I needed a way to reproduce the fault so I could troubleshoot, so the easiest way was to press the outhole switch first, then the ball release switch, then continuously keep pressing the outhole switch. As long as a target was not, hit then the game would want to keep returning the ball to shooter lane.
The switch always tested fine during self test and I could hear the music change to signal the switch was being triggered so I was sure the switch was fine. Double checked the switch with a meter and examined the connectors and diode was present.
Also checked the wiring to the ball release solenoid, the under playfield transistor, the diode on the coil. I measured the resistance of the coil and compared this to the correct type on
http://www.flippers.com/coil-resistance.html. Coil checked out fine. While measure the coil, I continuously triggered the outhole switch and found that the coil was not being grounded or fired.
I didn't have the schematic for the game so I traced the underplayfield wiring back to the driver board and confirmed the correct wire with a continuity test. I now knew the transistor responsible for the ball release coil. The schematic for system 80 driver pcb is on
www.pinrepair.com The actual driver transistor measured fine when tested using a diode test on a meter. I then tried grounding the tab of the transistor and the coil always fired. So now the driver transistor, coil, playfield transistor, wiring all appeared to check out.
I then started to probe the actual 74175 controlling the ball release solenoid and could see that the output would stop, while continually triggering the outhole switch. So it appeared the 74175 was faulty. I changed this but still had the same fault. Even though the MPS-U45 driver transistor measured fine, I decided to replace this to rule it out.
At this stage I was suspecting a ground fault or the solenoid/lamp driver 6532 on the CPU was faulty. I did have another driver board which someone had given to me. The board was missing a few parts and had some damage but the section I needed to test was still intact. With this board installed the ball release solenoid worked every time so I now had confirmed the fault was with the driver board.

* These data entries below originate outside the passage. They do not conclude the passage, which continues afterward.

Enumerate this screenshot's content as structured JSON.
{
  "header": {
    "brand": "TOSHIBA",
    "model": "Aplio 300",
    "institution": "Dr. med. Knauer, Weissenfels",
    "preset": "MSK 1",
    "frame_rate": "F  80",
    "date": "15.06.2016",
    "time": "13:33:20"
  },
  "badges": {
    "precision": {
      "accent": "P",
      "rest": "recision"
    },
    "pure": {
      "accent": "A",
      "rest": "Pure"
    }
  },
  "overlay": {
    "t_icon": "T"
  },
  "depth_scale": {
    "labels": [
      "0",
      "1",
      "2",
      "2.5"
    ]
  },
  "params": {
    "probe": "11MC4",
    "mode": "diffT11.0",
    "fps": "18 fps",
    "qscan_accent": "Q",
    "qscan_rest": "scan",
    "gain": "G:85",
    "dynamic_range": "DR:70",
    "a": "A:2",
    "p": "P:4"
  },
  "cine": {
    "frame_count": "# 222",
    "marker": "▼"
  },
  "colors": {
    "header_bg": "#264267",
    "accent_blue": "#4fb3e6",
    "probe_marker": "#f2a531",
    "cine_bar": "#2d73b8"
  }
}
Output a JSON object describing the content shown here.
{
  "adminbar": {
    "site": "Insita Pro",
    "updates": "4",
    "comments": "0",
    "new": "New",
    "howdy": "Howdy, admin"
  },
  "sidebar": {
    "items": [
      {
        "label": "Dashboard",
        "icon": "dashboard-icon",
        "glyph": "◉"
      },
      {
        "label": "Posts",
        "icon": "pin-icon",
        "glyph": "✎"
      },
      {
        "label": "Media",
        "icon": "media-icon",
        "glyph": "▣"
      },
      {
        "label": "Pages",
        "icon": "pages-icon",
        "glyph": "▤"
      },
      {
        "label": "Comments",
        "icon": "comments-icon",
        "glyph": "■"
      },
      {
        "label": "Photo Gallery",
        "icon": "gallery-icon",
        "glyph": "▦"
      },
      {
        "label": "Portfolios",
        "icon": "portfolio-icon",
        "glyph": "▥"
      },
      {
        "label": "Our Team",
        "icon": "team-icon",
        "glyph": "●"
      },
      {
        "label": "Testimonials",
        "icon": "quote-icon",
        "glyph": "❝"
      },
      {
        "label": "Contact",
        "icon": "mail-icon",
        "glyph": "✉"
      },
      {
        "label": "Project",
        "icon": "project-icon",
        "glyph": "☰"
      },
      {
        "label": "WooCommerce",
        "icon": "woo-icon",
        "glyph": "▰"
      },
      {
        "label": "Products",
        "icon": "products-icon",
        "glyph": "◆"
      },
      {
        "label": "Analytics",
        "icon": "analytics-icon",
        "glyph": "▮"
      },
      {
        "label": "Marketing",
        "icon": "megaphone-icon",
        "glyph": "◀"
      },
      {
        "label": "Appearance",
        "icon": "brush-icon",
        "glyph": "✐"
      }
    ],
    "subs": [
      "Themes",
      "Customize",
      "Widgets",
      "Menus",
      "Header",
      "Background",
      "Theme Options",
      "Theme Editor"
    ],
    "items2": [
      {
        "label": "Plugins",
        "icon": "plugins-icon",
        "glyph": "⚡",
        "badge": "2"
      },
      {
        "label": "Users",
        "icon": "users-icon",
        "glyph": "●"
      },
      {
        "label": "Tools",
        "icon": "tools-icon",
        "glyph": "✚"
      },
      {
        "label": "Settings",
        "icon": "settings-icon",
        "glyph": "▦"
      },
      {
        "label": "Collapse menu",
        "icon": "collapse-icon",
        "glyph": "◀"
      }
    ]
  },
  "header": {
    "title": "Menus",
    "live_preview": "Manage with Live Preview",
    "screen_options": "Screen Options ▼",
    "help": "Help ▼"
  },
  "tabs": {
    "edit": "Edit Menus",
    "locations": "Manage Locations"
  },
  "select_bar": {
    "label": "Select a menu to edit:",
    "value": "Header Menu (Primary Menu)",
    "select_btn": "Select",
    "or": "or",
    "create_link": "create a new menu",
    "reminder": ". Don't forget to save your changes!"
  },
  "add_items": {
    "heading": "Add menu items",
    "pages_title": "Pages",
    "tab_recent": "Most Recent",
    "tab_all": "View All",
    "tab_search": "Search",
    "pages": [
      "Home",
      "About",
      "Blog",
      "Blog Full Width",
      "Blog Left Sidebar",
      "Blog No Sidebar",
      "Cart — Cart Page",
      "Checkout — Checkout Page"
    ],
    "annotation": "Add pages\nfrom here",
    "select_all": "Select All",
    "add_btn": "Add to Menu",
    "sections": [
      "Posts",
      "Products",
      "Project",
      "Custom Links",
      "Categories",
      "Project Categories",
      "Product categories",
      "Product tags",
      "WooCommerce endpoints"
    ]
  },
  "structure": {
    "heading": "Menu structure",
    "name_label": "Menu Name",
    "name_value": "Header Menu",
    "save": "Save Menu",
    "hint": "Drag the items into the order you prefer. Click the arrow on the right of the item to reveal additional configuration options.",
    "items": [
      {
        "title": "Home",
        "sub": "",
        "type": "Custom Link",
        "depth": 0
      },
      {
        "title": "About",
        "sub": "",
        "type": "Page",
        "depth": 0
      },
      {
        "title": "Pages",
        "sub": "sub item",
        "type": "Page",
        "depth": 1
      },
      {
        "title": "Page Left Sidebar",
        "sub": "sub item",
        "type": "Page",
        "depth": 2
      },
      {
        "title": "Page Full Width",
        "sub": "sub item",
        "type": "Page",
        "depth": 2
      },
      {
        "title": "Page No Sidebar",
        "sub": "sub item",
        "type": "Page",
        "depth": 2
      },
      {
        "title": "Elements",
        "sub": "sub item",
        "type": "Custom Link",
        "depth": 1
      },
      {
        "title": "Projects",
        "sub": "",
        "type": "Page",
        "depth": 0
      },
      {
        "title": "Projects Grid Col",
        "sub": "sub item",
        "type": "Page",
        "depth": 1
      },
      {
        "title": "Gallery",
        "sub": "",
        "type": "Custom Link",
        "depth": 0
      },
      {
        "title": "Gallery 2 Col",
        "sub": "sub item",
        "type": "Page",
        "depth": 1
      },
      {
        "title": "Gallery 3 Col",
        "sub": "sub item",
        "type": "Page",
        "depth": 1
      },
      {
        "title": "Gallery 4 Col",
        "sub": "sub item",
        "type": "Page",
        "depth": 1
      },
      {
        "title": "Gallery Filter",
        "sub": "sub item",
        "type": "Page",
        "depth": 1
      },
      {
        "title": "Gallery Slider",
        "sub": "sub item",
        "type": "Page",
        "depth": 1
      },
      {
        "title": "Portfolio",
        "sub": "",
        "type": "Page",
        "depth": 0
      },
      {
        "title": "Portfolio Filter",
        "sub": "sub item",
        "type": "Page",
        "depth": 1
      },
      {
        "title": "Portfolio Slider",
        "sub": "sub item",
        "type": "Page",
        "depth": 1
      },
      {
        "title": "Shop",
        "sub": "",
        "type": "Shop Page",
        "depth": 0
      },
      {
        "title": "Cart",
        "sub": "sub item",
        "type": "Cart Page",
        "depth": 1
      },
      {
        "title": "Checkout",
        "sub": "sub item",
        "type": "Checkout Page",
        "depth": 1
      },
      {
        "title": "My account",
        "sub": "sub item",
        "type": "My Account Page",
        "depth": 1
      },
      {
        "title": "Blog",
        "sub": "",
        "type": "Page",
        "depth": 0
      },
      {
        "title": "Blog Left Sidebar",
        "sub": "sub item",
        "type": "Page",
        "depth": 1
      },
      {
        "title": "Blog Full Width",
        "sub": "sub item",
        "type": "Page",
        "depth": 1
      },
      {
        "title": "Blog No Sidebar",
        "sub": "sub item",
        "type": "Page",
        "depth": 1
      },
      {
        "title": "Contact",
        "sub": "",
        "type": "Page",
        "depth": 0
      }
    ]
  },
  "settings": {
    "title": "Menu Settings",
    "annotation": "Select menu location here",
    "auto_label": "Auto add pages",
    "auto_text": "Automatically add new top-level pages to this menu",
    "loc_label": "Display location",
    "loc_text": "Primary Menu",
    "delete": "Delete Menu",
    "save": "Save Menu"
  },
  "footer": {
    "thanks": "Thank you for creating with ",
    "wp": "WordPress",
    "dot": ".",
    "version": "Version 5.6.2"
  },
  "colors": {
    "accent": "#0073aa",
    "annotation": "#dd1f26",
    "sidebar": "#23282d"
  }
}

When looking at the driver board schematic, each 74175 (x 12) is connected to a common 4 bit bus and is selected by triggering a separate clock pulse on each chip. I probed the 74175 which drove the solenoid again and could see the clock pulse correctly but one of the 4 data bits would drop out intermittently. This was the data bit controlling the solenoid. This pointed to something else on this buss which was dragging the signal down. I carefully cut through the D3 leg on each 74175 using a good pair of side cutters and repeated the test. The solenoid worked fine and then I gradually re-introduced each chip back onto the buss by soldering the legs together until I found the affect chip. Replace the suspect 74175 and game works fine now.